A hit (also called a block) is a solid, physical collision: the two objects refuse to pass through each other. Walk into a wall and you stop — that's a blocking hit, and it fires an On Component Hit event instead. If you accidentally set your pickup to 'Block', the player will thud into an invisible wall instead of collecting it, and your overlap event will never fire. So the golden rule for a pickup is: set the collision to Overlap, not Block.

Before you build

Tick these so the overlap actually fires — most 'it doesn't work' problems are one of these:

  • A project with a player character — the Third Person template is perfect (it gives you BP_ThirdPersonCharacter to collect with)
  • A Blueprint Actor for your pickup with a visible mesh (a coin, gem, or even a simple Sphere mesh will do)
  • The pickup Actor placed in the level, sitting where the player can walk into it
  • Five quiet minutes — there's one collision setting that catches everyone, and we'll flag it

Build the pickup, step by step

Open your pickup Blueprint (or create one: right-click in the Content Browser, Blueprint Class, Actor). Add a mesh so you can see it, then follow along. Tick each step as you go.

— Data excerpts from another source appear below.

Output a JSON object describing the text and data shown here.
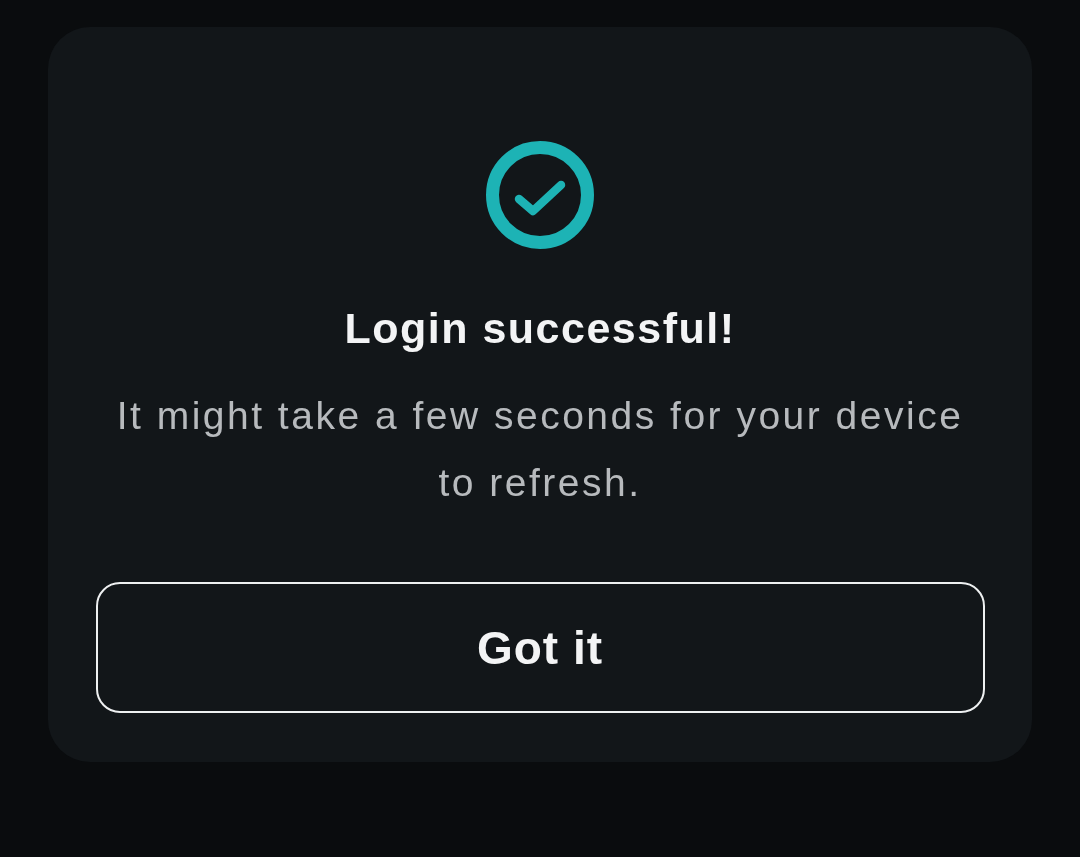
{
  "dialog": {
    "kind": "success",
    "title": "Login successful!",
    "message": "It might take a few seconds for your device to refresh.",
    "buttons": [
      "Got it"
    ]
  }
}
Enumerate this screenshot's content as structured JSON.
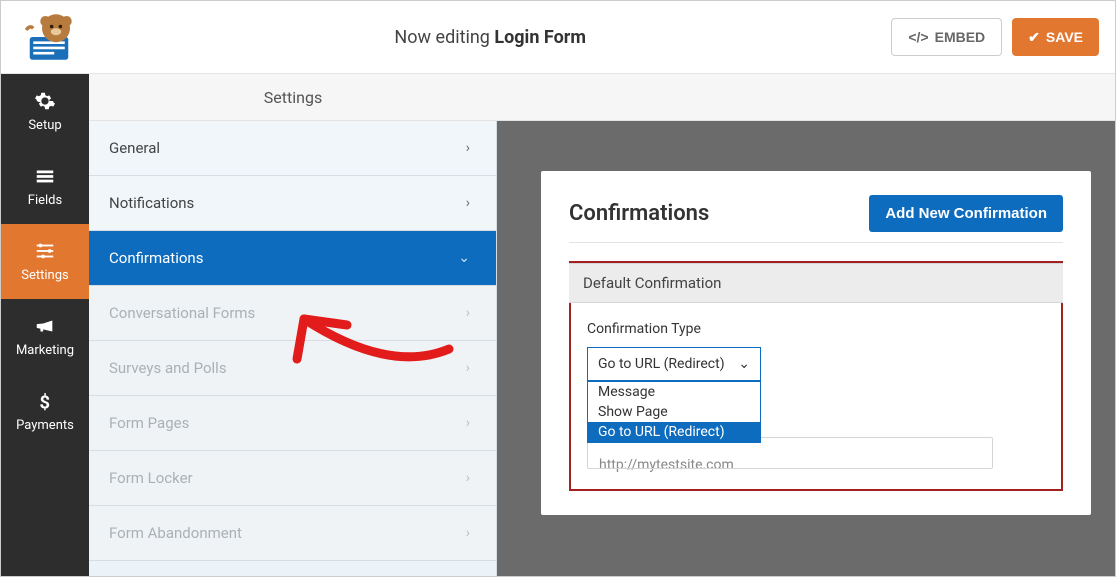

  1. 1Add a Sphere Collision component

    In the Blueprint editor, look at the Components panel (top-left). Click the green 'Add' button, search for 'Sphere Collision', and add it. A Box Collision works just as well — pick the shape that best wraps your pickup.

    Select the new Sphere Collision and, in the Details panel, drag its Sphere Radius up until the bubble comfortably surrounds your pickup mesh. This bubble is the area the player has to enter to collect it.

    TipMake the sphere a little bigger than the visible mesh. A slightly generous trigger feels better to play than one the player has to hit pixel-perfectly.

  2. 2Set the collision to Overlap, not Block

    With the Sphere Collision selected, scroll the Details panel to the 'Collision' section. Set its 'Collision Presets' to 'OverlapAllDynamic' (or 'Trigger'). This tells it: detect things passing through me, but don't physically stop them.

    Confirm 'Generate Overlap Events' is ticked on this component — without it, the engine never reports the overlap and your event simply won't fire.

    TipIf you used a separate mesh for visuals, set THAT mesh's collision to 'NoCollision' or 'OverlapAllDynamic' too — a mesh left on 'Block' will stop the player short of the trigger.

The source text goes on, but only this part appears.